Suspended Cop Nabbed In Bank Heist, Suspected of Sending Bigoted Texts, Committing Elder Theft

East West Bank
Suspended San Francisco Police Officer Rain Daugherty, 44, was booked on Tuesday after one a bank teller fingered him for ripping off the East West Bank in the Sunset neighborhood on Nov. 29, according to a federal complaint filed on Wednesday in U.S. Attorney’s Office for the Northern District of California. Google Maps

He handed a San Francisco bank teller a note and made off with almost $10,000. Weeks later, federal authorities determined the robber was actually one of the city's finest.

Rain Daugherty was booked on Tuesday after one of the tellers ID'd him for ripping off the East West Bank in the Sunset neighborhood on Nov. 29, according to a federal affidavit filed this week in federal court by the U.S. Attorney's Office for the Northern District of California.

The 44-year-old veteran of the San Francisco Police Department devoted almost half his life to policing (he was a 20-year-veteran) and was serving an unpaid suspension after being embroiled in a 2015 civil lawsuit, along with eight other officers, trying to prevent the police brass from handing down punishments for a series of hate-fueled text missives.

But Daugherty was already on the defense.

The affidavit notes that Daugherty was suspended without pay "due to an unrelated and ongoing criminal investigation in San Mateo County."

That purportedly stemmed from a July incident, where Daugherty was hit with charges for fleecing an elderly person and drug possession, The San Francisco Examiner reported.

The cop posted $10,000 bail in the felony case for $100,000, but quickly sidelined.

Some of the bristling texts involving Daugherty and other officers made light of burning crosses and referred to a black person as "a monkey" and "an animal" and were disclosed as part of a federal corruption trial of former SFPD Sgt. Ian Furminger, where the FBI lifted the veil on police misconduct, according to Examiner.

On Nov. 29, surveillance images allegedly captured Daugherty wearing casual attire as he robbed East West Bank.

Two bank tellers working at the time described the robber's clothing and looks, the affidavit states.

They recounted him to be a middle-aged white man, standing 5-foot-6 to 5-foot-8 with gray stubble and sporting a black baseball cap and a green and grey patterned button-down shirt with a long sleeve shirt underneath.

After entering the bank, the robber allegedly approached the female teller standing behind the bank's counter.

Authorities suggest it was Daugherty who passed her a sheet of paper "which demanded money in 50 and 100 dollar bill denominations," according to the affidavit.

The robber, the papers say, then allegedly attempted to muzzle the teller's shrieks, telling her "calm down, just do it."

The teller complied and pulled the cash from a second drawer and handed it to the robber.
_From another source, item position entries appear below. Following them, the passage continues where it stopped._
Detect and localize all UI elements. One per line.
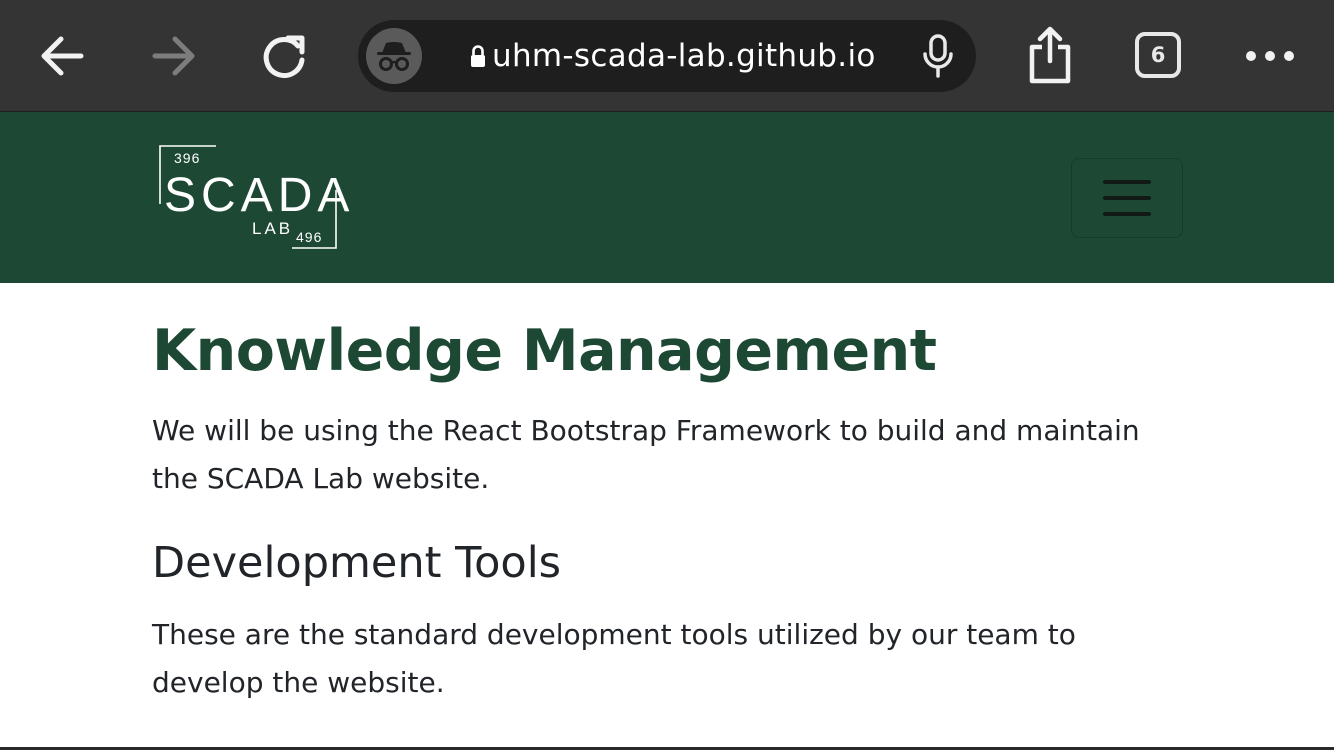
tabs-button[interactable]: 6 bbox=[1135, 32, 1181, 78]
lock-icon bbox=[471, 45, 485, 67]
more-button[interactable] bbox=[1240, 38, 1300, 74]
forward-button[interactable] bbox=[146, 30, 202, 82]
section-paragraph: These are the standard development tools… bbox=[152, 618, 1076, 699]
page-title: Knowledge Management bbox=[152, 318, 937, 384]
intro-paragraph: We will be using the React Bootstrap Fra… bbox=[152, 414, 1140, 495]
hamburger-menu-icon bbox=[1103, 180, 1151, 184]
address-bar[interactable]: uhm-scada-lab.github.io bbox=[358, 20, 976, 92]
reload-button[interactable] bbox=[256, 28, 312, 84]
section-title: Development Tools bbox=[152, 538, 562, 588]
site-navbar: 396 SCADA LAB 496 bbox=[0, 112, 1334, 283]
svg-text:396: 396 bbox=[174, 150, 200, 166]
tab-count: 6 bbox=[1150, 43, 1166, 67]
svg-text:LAB: LAB bbox=[252, 219, 293, 238]
share-button[interactable] bbox=[1022, 24, 1078, 86]
navbar-toggle-button[interactable] bbox=[1071, 158, 1183, 238]
share-icon bbox=[1029, 26, 1071, 84]
reload-icon bbox=[263, 35, 305, 78]
url-text[interactable]: uhm-scada-lab.github.io bbox=[492, 20, 876, 92]
svg-text:496: 496 bbox=[296, 229, 322, 245]
scada-lab-logo[interactable]: 396 SCADA LAB 496 bbox=[156, 142, 396, 252]
hamburger-menu-icon bbox=[1103, 196, 1151, 200]
back-button[interactable] bbox=[34, 30, 90, 82]
hamburger-menu-icon bbox=[1103, 212, 1151, 216]
arrow-right-icon bbox=[152, 36, 195, 76]
incognito-icon bbox=[377, 42, 411, 71]
browser-toolbar: uhm-scada-lab.github.io 6 bbox=[0, 0, 1334, 112]
incognito-badge[interactable] bbox=[366, 28, 422, 84]
microphone-icon[interactable] bbox=[918, 34, 958, 78]
svg-text:SCADA: SCADA bbox=[164, 169, 354, 222]
arrow-left-icon bbox=[41, 36, 84, 76]
more-icon bbox=[1246, 51, 1294, 61]
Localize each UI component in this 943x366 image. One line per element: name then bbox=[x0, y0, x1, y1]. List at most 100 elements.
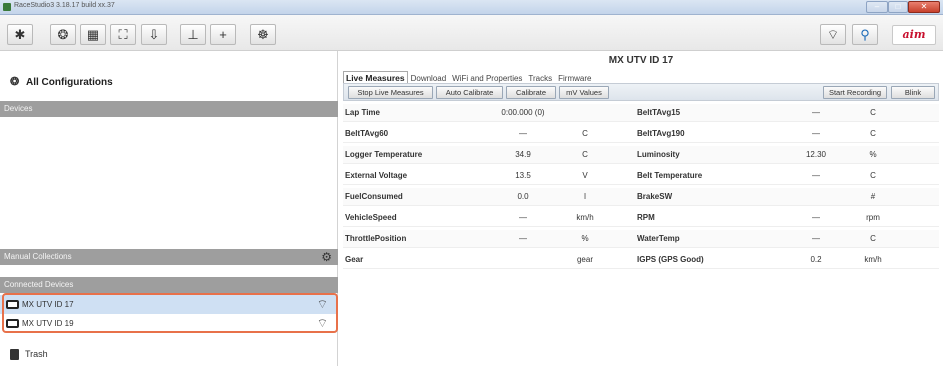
chart-icon: ⊥ bbox=[187, 27, 199, 42]
channel-value: — bbox=[519, 234, 527, 243]
channel-unit: l bbox=[584, 192, 586, 201]
channel-value: 34.9 bbox=[515, 150, 531, 159]
settings-button[interactable]: ☸ bbox=[250, 24, 276, 45]
wifi-icon: ⌔ bbox=[826, 27, 840, 42]
track-icon: ⛶ bbox=[118, 27, 128, 42]
channel-value: 0.2 bbox=[810, 255, 822, 264]
channel-name: Belt Temperature bbox=[637, 171, 703, 180]
channel-value: 12.30 bbox=[805, 150, 827, 159]
channel-unit: V bbox=[582, 171, 588, 180]
blink-button[interactable]: Blink bbox=[891, 86, 935, 99]
gear-icon[interactable]: ⚙ bbox=[321, 250, 332, 264]
table-row: VehicleSpeed — km/h RPM — rpm bbox=[343, 209, 939, 227]
sidebar: ❂ All Configurations Devices Manual Colle… bbox=[0, 51, 338, 366]
channel-unit: gear bbox=[576, 255, 593, 264]
trash-icon bbox=[10, 349, 19, 361]
channel-name: External Voltage bbox=[345, 171, 408, 180]
channel-value: — bbox=[812, 171, 820, 180]
chart-button[interactable]: ⊥ bbox=[180, 24, 206, 45]
aim-logo: aim bbox=[892, 25, 936, 45]
channel-unit: C bbox=[870, 234, 876, 243]
channel-name: BrakeSW bbox=[637, 192, 673, 201]
stop-live-measures-button[interactable]: Stop Live Measures bbox=[348, 86, 433, 99]
download-icon: ⇩ bbox=[148, 27, 160, 42]
add-device-button[interactable]: + bbox=[210, 24, 236, 45]
channel-name: WaterTemp bbox=[637, 234, 680, 243]
network-icon: ⚲ bbox=[860, 27, 870, 42]
configurations-icon: ❂ bbox=[10, 76, 20, 88]
calibrate-button[interactable]: Calibrate bbox=[506, 86, 556, 99]
devices-header: Devices bbox=[0, 101, 338, 117]
auto-calibrate-button[interactable]: Auto Calibrate bbox=[436, 86, 503, 99]
channel-name: Luminosity bbox=[637, 150, 680, 159]
channel-unit: C bbox=[582, 129, 588, 138]
table-row: FuelConsumed 0.0 l BrakeSW # bbox=[343, 188, 939, 206]
channel-value: — bbox=[519, 213, 527, 222]
channel-name: Lap Time bbox=[345, 108, 380, 117]
trash[interactable]: Trash bbox=[10, 349, 48, 361]
minimize-icon: – bbox=[874, 2, 880, 11]
asterisk-icon: ✱ bbox=[14, 27, 26, 42]
maximize-button[interactable]: □ bbox=[888, 1, 908, 13]
asterisk-button[interactable]: ✱ bbox=[7, 24, 33, 45]
connected-devices-header: Connected Devices bbox=[0, 277, 338, 293]
track-button[interactable]: ⛶ bbox=[110, 24, 136, 45]
table-row: Gear gear IGPS (GPS Good) 0.2 km/h bbox=[343, 251, 939, 269]
table-row: Lap Time 0:00.000 (0) BeltTAvg15 — C bbox=[343, 104, 939, 122]
configurations-button[interactable]: ❂ bbox=[50, 24, 76, 45]
connected-devices-highlight bbox=[2, 293, 338, 333]
grid-button[interactable]: ▦ bbox=[80, 24, 106, 45]
manual-collections-label: Manual Collections bbox=[4, 252, 72, 261]
table-row: ThrottlePosition — % WaterTemp — C bbox=[343, 230, 939, 248]
window-title: RaceStudio3 3.18.17 build xx.37 bbox=[14, 2, 115, 9]
channel-name: Logger Temperature bbox=[345, 150, 423, 159]
download-button[interactable]: ⇩ bbox=[141, 24, 167, 45]
channel-value: 0.0 bbox=[517, 192, 529, 201]
close-button[interactable]: ✕ bbox=[908, 1, 940, 13]
table-row: Logger Temperature 34.9 C Luminosity 12.… bbox=[343, 146, 939, 164]
channel-name: ThrottlePosition bbox=[345, 234, 407, 243]
channel-unit: C bbox=[870, 108, 876, 117]
channel-name: RPM bbox=[637, 213, 655, 222]
main-panel: MX UTV ID 17 Live Measures Download WiFi a… bbox=[339, 51, 943, 366]
mv-values-button[interactable]: mV Values bbox=[559, 86, 609, 99]
channel-value: — bbox=[812, 234, 820, 243]
channel-name: Gear bbox=[345, 255, 364, 264]
channel-unit: km/h bbox=[576, 213, 594, 222]
channel-value: 13.5 bbox=[515, 171, 531, 180]
channel-value: — bbox=[519, 129, 527, 138]
maximize-icon: □ bbox=[895, 2, 901, 11]
channel-unit: C bbox=[870, 171, 876, 180]
add-device-icon: + bbox=[219, 27, 227, 42]
channel-name: IGPS (GPS Good) bbox=[637, 255, 704, 264]
channel-value: — bbox=[812, 213, 820, 222]
channel-name: BeltTAvg15 bbox=[637, 108, 681, 117]
channel-value: — bbox=[812, 129, 820, 138]
all-configurations-label: All Configurations bbox=[26, 77, 113, 88]
manual-collections-header: Manual Collections ⚙ bbox=[0, 249, 338, 265]
app-icon bbox=[3, 3, 11, 11]
trash-label: Trash bbox=[25, 349, 48, 359]
window-titlebar: RaceStudio3 3.18.17 build xx.37 – □ ✕ bbox=[0, 0, 943, 15]
all-configurations[interactable]: ❂ All Configurations bbox=[10, 75, 113, 88]
minimize-button[interactable]: – bbox=[866, 1, 888, 13]
settings-icon: ☸ bbox=[257, 27, 269, 42]
table-row: External Voltage 13.5 V Belt Temperature… bbox=[343, 167, 939, 185]
table-row: BeltTAvg60 — C BeltTAvg190 — C bbox=[343, 125, 939, 143]
start-recording-button[interactable]: Start Recording bbox=[823, 86, 887, 99]
channel-unit: % bbox=[869, 150, 877, 159]
channel-unit: C bbox=[582, 150, 588, 159]
channel-name: FuelConsumed bbox=[345, 192, 403, 201]
device-title: MX UTV ID 17 bbox=[608, 55, 674, 66]
channel-value: — bbox=[812, 108, 820, 117]
channel-unit: % bbox=[581, 234, 589, 243]
wifi-button[interactable]: ⌔ bbox=[820, 24, 846, 45]
network-button[interactable]: ⚲ bbox=[852, 24, 878, 45]
channel-unit: km/h bbox=[864, 255, 882, 264]
action-bar: Stop Live Measures Auto Calibrate Calibr… bbox=[343, 83, 939, 101]
channel-name: BeltTAvg190 bbox=[637, 129, 685, 138]
channel-unit: # bbox=[870, 192, 876, 201]
main-toolbar: ✱ ❂ ▦ ⛶ ⇩ ⊥ + ☸ ⌔ ⚲ aim bbox=[0, 15, 943, 51]
channel-name: VehicleSpeed bbox=[345, 213, 397, 222]
channel-unit: C bbox=[870, 129, 876, 138]
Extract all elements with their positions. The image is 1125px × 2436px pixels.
But a second teller seeing the shakedown, "pressed the alarm" and left the floor to debrief the manager, the affidavit suggests.

Once the cash was handed over, the affidavit states that Daugherty left.

A bulletin was distributed to local law enforcement.

As a result, a pair of Daughtery's fellow cops who claimed to know Daugherty "and his mannerisms" pinned him as the bank robber after analyzing the surveillance images from the bank robbery.

What's more, internal affairs officers managed to have Daugherty on a separate piece of surveillance video from "their unrelated investigation" and "pictured [Daugherty] wearing a button-down shirt identical to the shirt worn by the bank robber," the affidavit notes.

When officers presented the first teller with a photo array, the affidavit goes on, she was "unable to identify any of the individuals" as the crook. But the second teller, who pressed the alarm button and notified the manager while the robbery was in progress "positively identified" Daugherty as the robber in one of the pics.

Daugherty appeared for an arraignment on the robbery charges hearing on Wednesday and was held in custody until Dec. 21, when he expected to return for a detention hearing, a U.S. Attorney's spokesman confirmed.